MAGGIE ESTEP – Flamethrower

Three Rivers Press; trade paperback. First Edition, September 2006.

   This is the third in Maggie Estep’s Ruby Murphy mystery series, and as usual, I came in late. The first two were Hex (Three Rivers, March 2003) and Gargantuan (Three Rivers, July 2004), and while I’ve been meaning to – and I haven’t yet – my intentions are to get my hands on the first two as soon as possible.

   If I thought that Doug Swanson’s Dreamboat was somewhat over-the-top and humorous, and I did, I certainly didn’t see this one coming. Ruby Murphy, who lives as low-key and laid-back a life in Brooklyn and environs (post-Giuliani Manhattan, Queens, Coney Island) as anyone possibly could, begins this episode with a visit to her psychiatrist, Dr. Jody Ray. Ruby has been seeing Jody since the death of someone she cared about – well, Attila, her lover – in a previous book. Unfortunately, not having read the previous book, this did not mean a lot to me, personally, but having a sociopath murder someone close to you right before your eyes, I grant you, maybe a psychiatrist could help.

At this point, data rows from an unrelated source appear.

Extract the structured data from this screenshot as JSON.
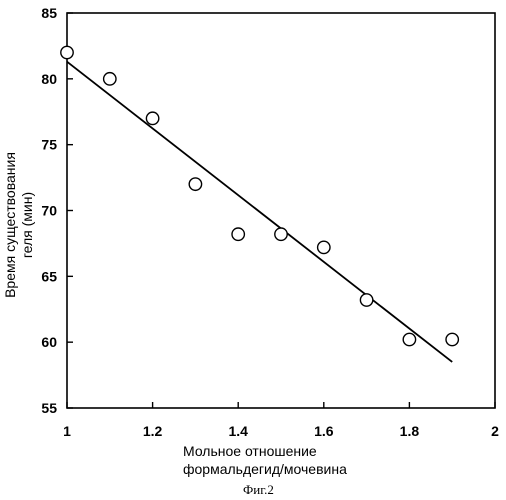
{
  "chart_data": {
    "type": "scatter",
    "xlabel": [
      "Мольное отношение",
      "формальдегид/мочевина"
    ],
    "ylabel": [
      "Время существования",
      "геля (мин)"
    ],
    "caption": "Фиг.2",
    "xlim": [
      1,
      2
    ],
    "ylim": [
      55,
      85
    ],
    "x_ticks": [
      1,
      1.2,
      1.4,
      1.6,
      1.8,
      2
    ],
    "x_tick_labels": [
      "1",
      "1.2",
      "1.4",
      "1.6",
      "1.8",
      "2"
    ],
    "y_ticks": [
      55,
      60,
      65,
      70,
      75,
      80,
      85
    ],
    "y_tick_labels": [
      "55",
      "60",
      "65",
      "70",
      "75",
      "80",
      "85"
    ],
    "grid": false,
    "series": [
      {
        "kind": "points",
        "marker": "open-circle",
        "x": [
          1.0,
          1.1,
          1.2,
          1.3,
          1.4,
          1.5,
          1.6,
          1.7,
          1.8,
          1.9
        ],
        "y": [
          82,
          80,
          77,
          72,
          68.2,
          68.2,
          67.2,
          63.2,
          60.2,
          60.2
        ]
      },
      {
        "kind": "fit-line",
        "x": [
          1.0,
          1.9
        ],
        "y": [
          81.3,
          58.5
        ]
      }
    ],
    "colors": {
      "ink": "#000000",
      "background": "#ffffff"
    }
  }
}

   And Ruby’s new boyfriend is obsessed by a new object of his affection, his new horse, making this her primary complaint to Jody during this particular visit. Which is summarily interrupted when Ruby discovers, you will not believe this, one of Jody’s husband’s legs in the fish tank outside her office.

   “Oh shit,” Jody said.

   That’s when you know that you have a story that has gone completely off the tracks, and in fact there are no tracks in sight. Where, oh where, you could most reasonably ask, could a story possibly go from here? The quote above came from only page 11 and continues thusly:

   Ruby started wishing she were home, in bed, with the covers pulled over her head. Instead, she was standing there, watching her psychiatrist vomit. Dr. Jody Ray had evidently eaten Chinese food for lunch.

   Eventually, a few twists and turns of the plot later, Ruby is hired (after being mysteriously (and falsely) fired from her job at the Coney Island Sideshow Museum) to find the missing doc, who seems to have a past history that Ruby knew nothing absolutely about, including (page 211) the aspect of the previously mentioned past from which the title of the story arises.

   That the last 12 pages have nothing to do with the mystery end of things tells you something about where the priorities lie in the Ruby Murphy mysteries: not all that so very high. And truth be told, mystery-wise you will have had to have read the other two books to reap all you should from this one. The last chapter is about Ed, the new boyfriend, who became somewhat estranged from Ruby partway through this one, and Ed’s new horse, and Ruby’s new dog Spike.

   That you might not care (that the last 12 pages have nothing to do with the mystery end of things) – and I didn’t – shows you what kind of writer that Maggie Estep is, and how finely etched her characters are. Or, on the other hand, you being you and not me, it might do absolutely nothing of the kind.